[According to the latest research from Strategy Analytics, global smartphone shipments grew a huge 50 percent year-over-year, to reach 54 million units in Q1 2010.]
Boston -- Tom Kang, Director at Strategy Analytics, said, “Global smartphone shipments reached 54 million units during Q1 2010, accounting for 18 percent of handset volumes, and growing a huge 50 percent from 36 million in Q1 2009. This was the strongest period of growth for almost 3 years and the high-value smartphone market is leading the handset industry out of recession. Sales are being driven by healthy operator subsidies, vigorous competition between vendors and a growing tide of lower-cost models using operating software like Symbian and Android.”Neil Mawston, Director at Strategy Analytics, added, “The global smartphone market will head in two broad directions this year. Some smartphone vendors, such as Nokia, will chase growing mid-tier volumes in emerging markets such as China and India. Other brands, such as Motorola, will focus on mature markets like the US and explore a new wave of services beyond Internet browsing and email such as high-quality video and navigation.”Other findings from Strategy Analytics’ Q1 2010 Global Smartphone Market Share Update report include:
* Nokia shipped a record 21.5 million smartphones worldwide in Q1 2010, rising an above-average 57 percent from 13.7 million units a year earlier.

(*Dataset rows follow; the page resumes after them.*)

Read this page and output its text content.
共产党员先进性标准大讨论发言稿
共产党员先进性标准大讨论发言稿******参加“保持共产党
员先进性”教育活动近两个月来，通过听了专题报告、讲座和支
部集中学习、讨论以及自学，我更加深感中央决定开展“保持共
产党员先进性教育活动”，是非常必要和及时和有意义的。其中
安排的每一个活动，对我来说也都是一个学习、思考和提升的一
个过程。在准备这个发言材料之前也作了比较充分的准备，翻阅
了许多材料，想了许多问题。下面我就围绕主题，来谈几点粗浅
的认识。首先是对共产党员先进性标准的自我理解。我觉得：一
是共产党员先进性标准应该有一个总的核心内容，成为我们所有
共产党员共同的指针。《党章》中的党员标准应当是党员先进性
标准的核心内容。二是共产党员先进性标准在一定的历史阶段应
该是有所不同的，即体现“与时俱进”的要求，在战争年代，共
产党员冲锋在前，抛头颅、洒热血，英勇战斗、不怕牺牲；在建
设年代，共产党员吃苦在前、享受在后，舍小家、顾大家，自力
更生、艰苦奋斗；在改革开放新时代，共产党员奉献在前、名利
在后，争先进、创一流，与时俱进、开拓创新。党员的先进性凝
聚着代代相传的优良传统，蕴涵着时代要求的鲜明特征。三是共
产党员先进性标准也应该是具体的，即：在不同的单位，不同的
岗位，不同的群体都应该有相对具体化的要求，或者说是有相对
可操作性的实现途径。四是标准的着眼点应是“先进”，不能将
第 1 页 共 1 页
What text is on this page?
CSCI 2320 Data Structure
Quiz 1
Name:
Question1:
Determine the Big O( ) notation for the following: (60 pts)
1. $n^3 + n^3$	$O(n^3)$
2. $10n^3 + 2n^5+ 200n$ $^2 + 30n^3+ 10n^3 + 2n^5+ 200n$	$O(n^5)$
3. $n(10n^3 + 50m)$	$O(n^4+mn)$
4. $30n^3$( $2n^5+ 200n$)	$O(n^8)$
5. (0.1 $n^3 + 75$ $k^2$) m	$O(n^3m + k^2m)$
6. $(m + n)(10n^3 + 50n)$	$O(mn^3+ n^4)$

We believe China, South America and Africa Middle East were regional hotspots for Nokia, while North America remains a problem-child and one that is crimping profits and still badly needs attention; * RIM shipped 10.6 million smartphones worldwide in Q1 2010, comfortably beating Apple’s record 8.8 million units during the quarter. RIM has become the largest mobile device vendor of North American origin, ahead of rivals Apple and Motorola. However, RIM’s annual growth rate slowed to just 45 percent in Q1 2010 and its new Blackberry OS 6.0 upgrade due in Q3 2010 is badly needed.